UFU/HC - Hospital de Clínicas de Uberlândia (MG) — Prova 2017
Criança de 12 anos de idade é portador de asma brônquica, em uso apenas de broncodilatador de curta duração quando necessário. Refere tosse seca durante a prática de exercícios físicos, às vezes com dor torácica, necessitando de broncodilatador de curta ação quase diariamente. Relata ainda que acorda às vezes durante a noite com dor torácica e dispnéia, duas vezes ao mês. Refere também que apresenta tosse seca emetizante durante a manhã, frequentemente. Qual conduta deve ser tomada frente a esse caso?
Asma com sintomas >2x/semana ou noturnos >2x/mês → Asma persistente, iniciar corticoide inalatório.
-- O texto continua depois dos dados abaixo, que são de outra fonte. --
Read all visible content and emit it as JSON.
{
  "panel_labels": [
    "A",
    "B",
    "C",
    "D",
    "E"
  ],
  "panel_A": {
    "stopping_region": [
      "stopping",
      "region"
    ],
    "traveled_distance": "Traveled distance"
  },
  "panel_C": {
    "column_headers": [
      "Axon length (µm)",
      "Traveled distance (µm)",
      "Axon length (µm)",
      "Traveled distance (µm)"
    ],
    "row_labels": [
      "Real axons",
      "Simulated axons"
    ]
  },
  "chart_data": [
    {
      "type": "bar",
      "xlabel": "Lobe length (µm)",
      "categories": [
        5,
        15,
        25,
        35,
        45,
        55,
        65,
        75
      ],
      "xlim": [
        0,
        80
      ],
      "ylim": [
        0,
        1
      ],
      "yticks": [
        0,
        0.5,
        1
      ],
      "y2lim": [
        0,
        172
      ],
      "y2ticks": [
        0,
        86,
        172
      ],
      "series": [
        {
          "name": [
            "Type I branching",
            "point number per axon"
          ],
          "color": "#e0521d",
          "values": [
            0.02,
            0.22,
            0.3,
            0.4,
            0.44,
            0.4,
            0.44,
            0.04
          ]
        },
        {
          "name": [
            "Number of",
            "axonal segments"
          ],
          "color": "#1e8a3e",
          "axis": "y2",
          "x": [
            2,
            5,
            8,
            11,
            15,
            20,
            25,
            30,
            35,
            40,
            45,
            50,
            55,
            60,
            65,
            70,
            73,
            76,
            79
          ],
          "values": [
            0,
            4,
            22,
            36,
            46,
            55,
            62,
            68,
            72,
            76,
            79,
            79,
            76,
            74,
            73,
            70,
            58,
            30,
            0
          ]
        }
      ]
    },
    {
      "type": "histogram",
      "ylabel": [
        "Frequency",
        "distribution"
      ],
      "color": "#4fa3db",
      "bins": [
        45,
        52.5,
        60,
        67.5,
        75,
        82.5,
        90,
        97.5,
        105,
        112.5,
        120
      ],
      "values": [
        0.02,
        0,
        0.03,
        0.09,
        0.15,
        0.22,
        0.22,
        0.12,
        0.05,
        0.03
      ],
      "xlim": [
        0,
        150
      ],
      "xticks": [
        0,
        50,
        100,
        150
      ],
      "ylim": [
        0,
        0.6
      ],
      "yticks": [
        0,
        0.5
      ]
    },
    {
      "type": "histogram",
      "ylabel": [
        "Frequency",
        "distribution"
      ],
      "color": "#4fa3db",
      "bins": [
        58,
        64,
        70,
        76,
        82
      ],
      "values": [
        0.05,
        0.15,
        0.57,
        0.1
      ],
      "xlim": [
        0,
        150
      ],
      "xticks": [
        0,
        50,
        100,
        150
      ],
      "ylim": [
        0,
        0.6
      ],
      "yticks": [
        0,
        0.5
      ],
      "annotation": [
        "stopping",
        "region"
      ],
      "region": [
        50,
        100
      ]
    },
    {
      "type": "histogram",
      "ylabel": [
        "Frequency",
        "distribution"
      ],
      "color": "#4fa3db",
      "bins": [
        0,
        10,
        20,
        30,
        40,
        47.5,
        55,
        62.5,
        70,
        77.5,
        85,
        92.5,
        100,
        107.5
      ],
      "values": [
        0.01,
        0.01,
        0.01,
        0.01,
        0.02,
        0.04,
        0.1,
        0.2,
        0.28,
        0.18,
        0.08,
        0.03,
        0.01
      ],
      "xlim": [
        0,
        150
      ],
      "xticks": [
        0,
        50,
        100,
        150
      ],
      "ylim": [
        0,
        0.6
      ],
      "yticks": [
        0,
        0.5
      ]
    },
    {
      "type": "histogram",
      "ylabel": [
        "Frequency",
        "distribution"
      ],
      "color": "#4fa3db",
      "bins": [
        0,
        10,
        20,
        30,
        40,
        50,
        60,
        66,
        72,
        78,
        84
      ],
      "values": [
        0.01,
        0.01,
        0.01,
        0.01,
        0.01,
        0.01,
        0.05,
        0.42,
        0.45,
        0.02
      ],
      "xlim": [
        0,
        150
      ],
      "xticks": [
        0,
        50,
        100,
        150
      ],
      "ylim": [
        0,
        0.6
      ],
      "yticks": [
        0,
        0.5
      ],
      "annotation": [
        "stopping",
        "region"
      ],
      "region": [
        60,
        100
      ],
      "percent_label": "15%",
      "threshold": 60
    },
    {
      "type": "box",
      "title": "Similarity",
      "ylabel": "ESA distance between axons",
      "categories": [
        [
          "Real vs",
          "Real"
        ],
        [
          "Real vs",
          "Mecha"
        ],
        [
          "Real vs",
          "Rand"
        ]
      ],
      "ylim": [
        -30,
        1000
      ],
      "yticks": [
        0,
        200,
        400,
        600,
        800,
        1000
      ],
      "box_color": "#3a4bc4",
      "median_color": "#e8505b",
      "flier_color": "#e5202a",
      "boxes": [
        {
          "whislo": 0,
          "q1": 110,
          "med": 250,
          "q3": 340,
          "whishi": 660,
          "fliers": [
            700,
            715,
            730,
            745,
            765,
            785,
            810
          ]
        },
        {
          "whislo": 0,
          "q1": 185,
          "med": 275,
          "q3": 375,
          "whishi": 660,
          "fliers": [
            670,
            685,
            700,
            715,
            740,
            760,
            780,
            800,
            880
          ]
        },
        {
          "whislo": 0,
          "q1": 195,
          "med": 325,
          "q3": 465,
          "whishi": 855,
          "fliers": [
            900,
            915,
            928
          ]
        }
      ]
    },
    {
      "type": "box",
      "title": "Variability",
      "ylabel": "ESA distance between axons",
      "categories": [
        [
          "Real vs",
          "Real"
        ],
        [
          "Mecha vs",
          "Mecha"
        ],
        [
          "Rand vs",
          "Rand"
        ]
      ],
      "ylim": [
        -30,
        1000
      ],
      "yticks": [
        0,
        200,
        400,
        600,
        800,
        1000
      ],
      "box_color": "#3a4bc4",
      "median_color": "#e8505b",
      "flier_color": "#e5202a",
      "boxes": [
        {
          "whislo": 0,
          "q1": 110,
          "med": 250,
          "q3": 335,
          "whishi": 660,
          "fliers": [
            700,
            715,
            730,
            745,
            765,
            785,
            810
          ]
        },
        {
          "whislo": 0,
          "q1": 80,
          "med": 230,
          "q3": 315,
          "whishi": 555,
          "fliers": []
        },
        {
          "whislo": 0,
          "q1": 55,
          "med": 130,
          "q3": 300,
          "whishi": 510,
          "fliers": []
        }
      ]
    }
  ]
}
O paciente apresenta sintomas de asma mais de duas vezes por semana, uso de broncodilatador de curta ação quase diariamente e sintomas noturnos duas vezes ao mês, o que o classifica como asma persistente leve a moderada. Nesses casos, a terapia de controle com corticosteroide inalatório em baixas doses é a conduta inicial recomendada para reduzir a inflamação das vias aéreas.
A asma brônquica é uma doença inflamatória crônica das vias aéreas que afeta milhões de crianças globalmente. O manejo adequado é crucial para controlar os sintomas, prevenir exacerbações e garantir uma boa qualidade de vida. A classificação da asma, baseada na frequência e intensidade dos sintomas diurnos e noturnos, bem como na necessidade de medicação de alívio, é o ponto de partida para a escolha da terapia. No caso apresentado, a criança de 12 anos exibe sintomas que claramente a enquadram na categoria de asma persistente (sintomas quase diários, noturnos duas vezes ao mês, asma induzida por exercício). O uso exclusivo de broncodilatador de curta duração (SABA) para alívio não é suficiente para controlar a inflamação crônica subjacente. A conduta recomendada pelas diretrizes internacionais, como a GINA (Global Initiative for Asthma), é a introdução de um corticosteroide inalatório (CI) em baixas doses como terapia de controle. Os CI são a medicação anti-inflamatória mais eficaz para a asma, reduzindo a hiperresponsividade brônquica e a frequência de exacerbações. A reavaliação em 30 dias permite ajustar a dose ou adicionar outras terapias, se necessário, visando o controle total da doença.
A asma é classificada como persistente quando há sintomas diurnos mais de duas vezes por semana, uso de SABA mais de duas vezes por semana, sintomas noturnos mais de duas vezes por mês, ou limitação da atividade.
A primeira linha de tratamento para asma persistente em crianças é o corticosteroide inalatório (CI) em baixas doses, que atua reduzindo a inflamação crônica das vias aéreas.
O broncodilatador de curta ação alivia os sintomas agudos, mas não trata a inflamação subjacente da asma. O uso frequente indica controle inadequado e risco de exacerbações, necessitando de terapia anti-inflamatória.